The numbers ahead are starker. Electricity demand from data centres is projected to hit 13.56 GW by 2031–32. Annual consumption could climb from roughly 13 TWh today to around 57 TWh by 2030, approximately 3% of India's total electricity demand. To put that in context: the sector currently accounts for about 0.84% of national electricity use. Within this decade, it could consume as much power as several large industrial states combined.

India's data-centre story is no longer just about compute capacity. It is becoming a power-infrastructure story, with AI-grade GPUs at the centre of that shift.

The Geography of Compute

Mumbai leads the market, followed closely by Chennai, Bengaluru, Hyderabad, and Delhi-NCR. Each hub reflects a different pull: Mumbai for financial services and submarine cable connectivity, Bengaluru for enterprise tech demand, Hyderabad for large campuses with state-backed incentives. Since 2019, India has attracted roughly $94 billion in data-centre investment commitments, a figure that signals long-term confidence from hyperscalers, domestic operators, and global infrastructure funds alike.
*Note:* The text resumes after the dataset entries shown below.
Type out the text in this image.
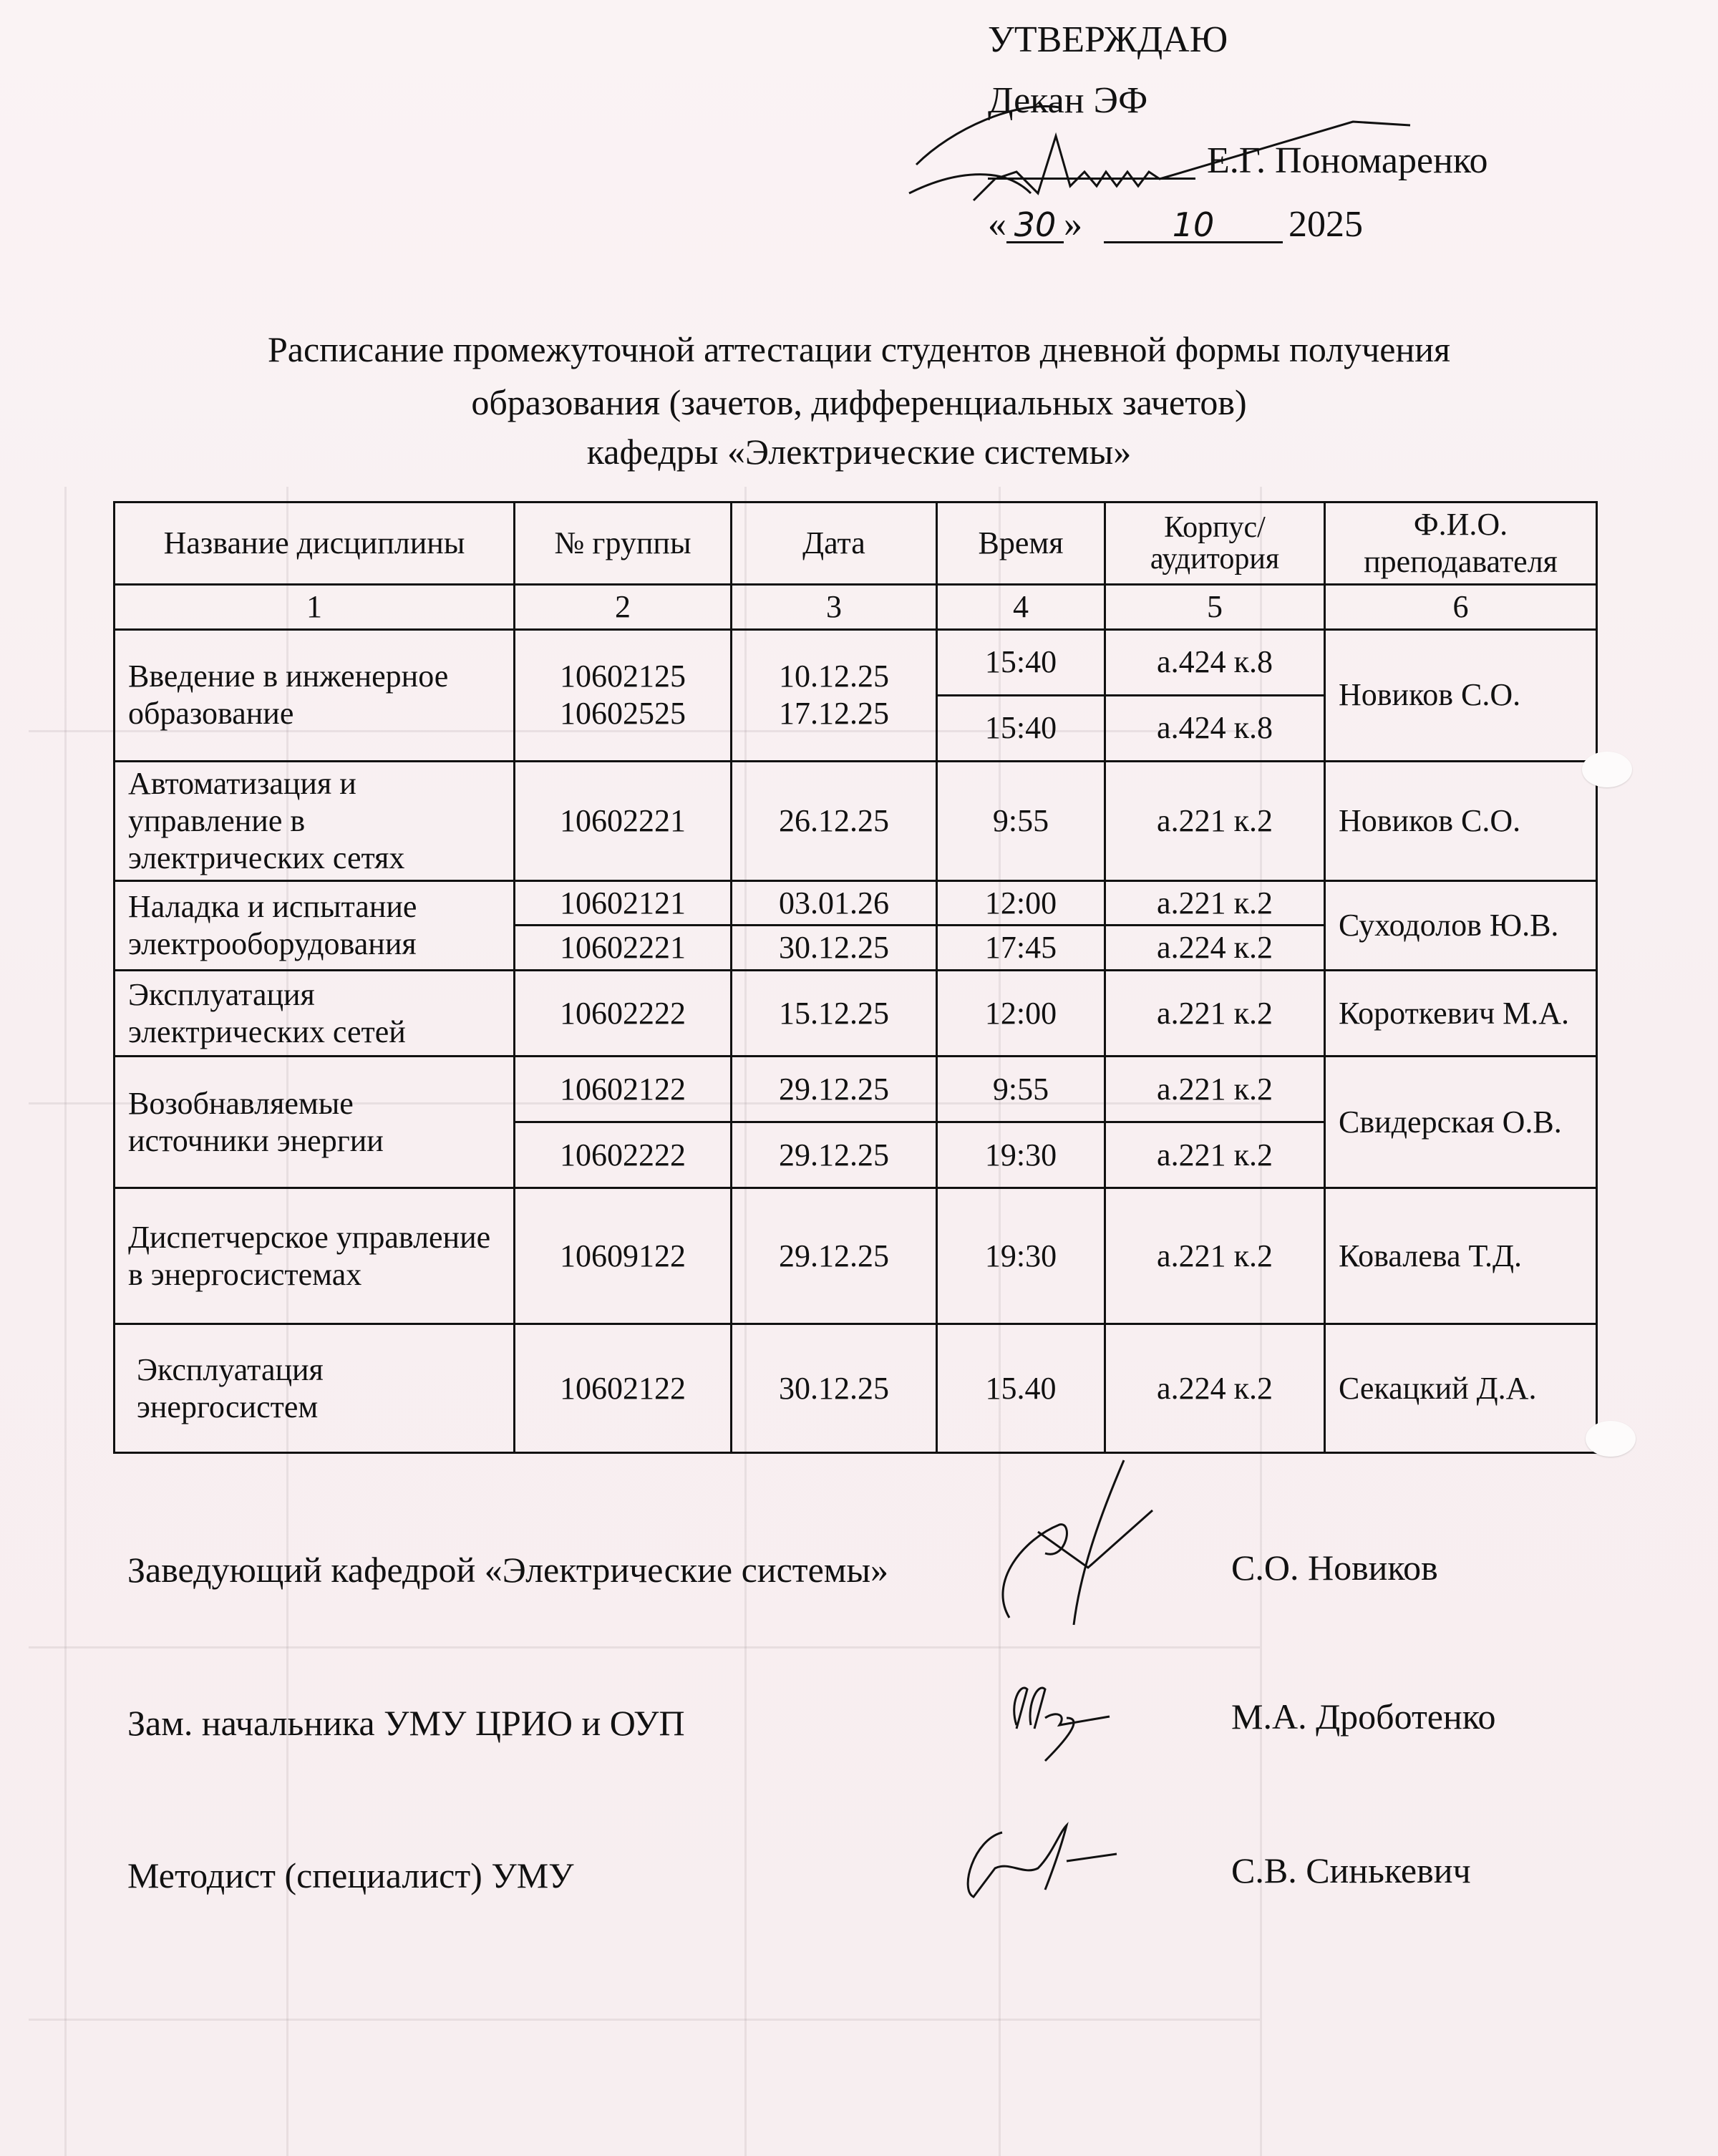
УТВЕРЖДАЮ
Декан ЭФ
Е.Г. Пономаренко
« 30 »	10	2025
Расписание промежуточной аттестации студентов дневной формы получения
образования (зачетов, дифференциальных зачетов)
кафедры «Электрические системы»
Название дисциплины	№ группы	Дата	Время	Корпус/ аудитория	Ф.И.О. преподавателя
1	2	3	4	5	6
Введение в инженерное образование	10602125 10602525	10.12.25 17.12.25	15:40	а.424 к.8	Новиков С.О.
			15:40	а.424 к.8	
Автоматизация и управление в электрических сетях	10602221	26.12.25	9:55	а.221 к.2	Новиков С.О.
Наладка и испытание электрооборудования	10602121	03.01.26	12:00	а.221 к.2	Суходолов Ю.В.
	10602221	30.12.25	17:45	а.224 к.2	
Эксплуатация электрических сетей	10602222	15.12.25	12:00	а.221 к.2	Короткевич М.А.
Возобнавляемые источники энергии	10602122	29.12.25	9:55	а.221 к.2	Свидерская О.В.
	10602222	29.12.25	19:30	а.221 к.2	
Диспетчерское управление в энергосистемах	10609122	29.12.25	19:30	а.221 к.2	Ковалева Т.Д.
Эксплуатация энергосистем	10602122	30.12.25	15.40	а.224 к.2	Секацкий Д.А.
Заведующий кафедрой «Электрические системы»	С.О. Новиков
Зам. начальника УМУ ЦРИО и ОУП	М.А. Дроботенко
Методист (специалист) УМУ	С.В. Синькевич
For enterprise CIOs evaluating where to place workloads, this investment momentum matters. A well-capitalised data-centre market means better SLAs, more resilient infrastructure, and greater options for hybrid and multi-cloud architectures. But it also raises a question the industry has been slow to answer publicly: can the grid keep pace?

The Industrial Load Nobody Planned For

Data centres are no longer simply backend IT facilities. They are becoming a distinct industrial load class in national grid planning, comparable, in aggregate draw, to large manufacturing clusters. The distinction between MW and TWh matters here: installed capacity (MW/GW) describes how much power a facility can draw at any moment; annual consumption (TWh) describes the electricity actually used over time. As data centres run around the clock, even moderate installed capacity translates into enormous annual consumption.

AI workloads have made this dramatically more acute. An AI-grade data centre, dense with GPU racks, high-performance networking, and precision cooling, can consume five to ten times more power per unit than a traditional enterprise data centre. Inference and training workloads do not rest. The result is that AI compute is, in practical terms, a long-term power commitment dressed up as digital infrastructure.

The New Variables in Enterprise Planning

CIOs and infrastructure leaders are rethinking their location calculus. Latency and connectivity still matter, but grid reliability, power density, and sustainability credentials have entered the conversation. States such as Telangana, Maharashtra, Uttar Pradesh, and Gujarat are competing aggressively, offering policy incentives, land parcels, and grid-upgrade commitments to attract hyperscale and colocation investments. Enterprises, in turn, are signing long-term renewable power purchase agreements to meet sustainability targets and hedge against future tariff volatility.

A Global Race India Is Joining Late — but Fast

The US, Europe, and China are already grappling with AI-driven power constraints. Northern Virginia, the world's largest data-centre market, has faced moratoriums on new connections. European operators contend with both grid limits and strict sustainability mandates. China has directed data-centre growth toward regions with surplus hydropower.

India is at an earlier stage but is scaling rapidly. Unlike mature markets that are retrofitting existing grids, India must expand computing capacity and power infrastructure simultaneously, a more complex challenge, but also an opportunity to build smarter from the start.

The Bottleneck Nobody Is Talking About Enough

India's digital infrastructure ambitions — from sovereign AI to smart cities to financial inclusion, all run on the same substrate: reliable, affordable, scalable electricity. The investments are flowing, the demand is real, and the policy intent is strong. But as GPU-dense facilities multiply and AI workloads grow heavier, the sector's defining constraint may prove to be neither silicon nor software.

India added more data-centre capacity in five years than it had built in its entire digital history. What it builds next may depend less on capital or code, and more on whether the grid can keep up.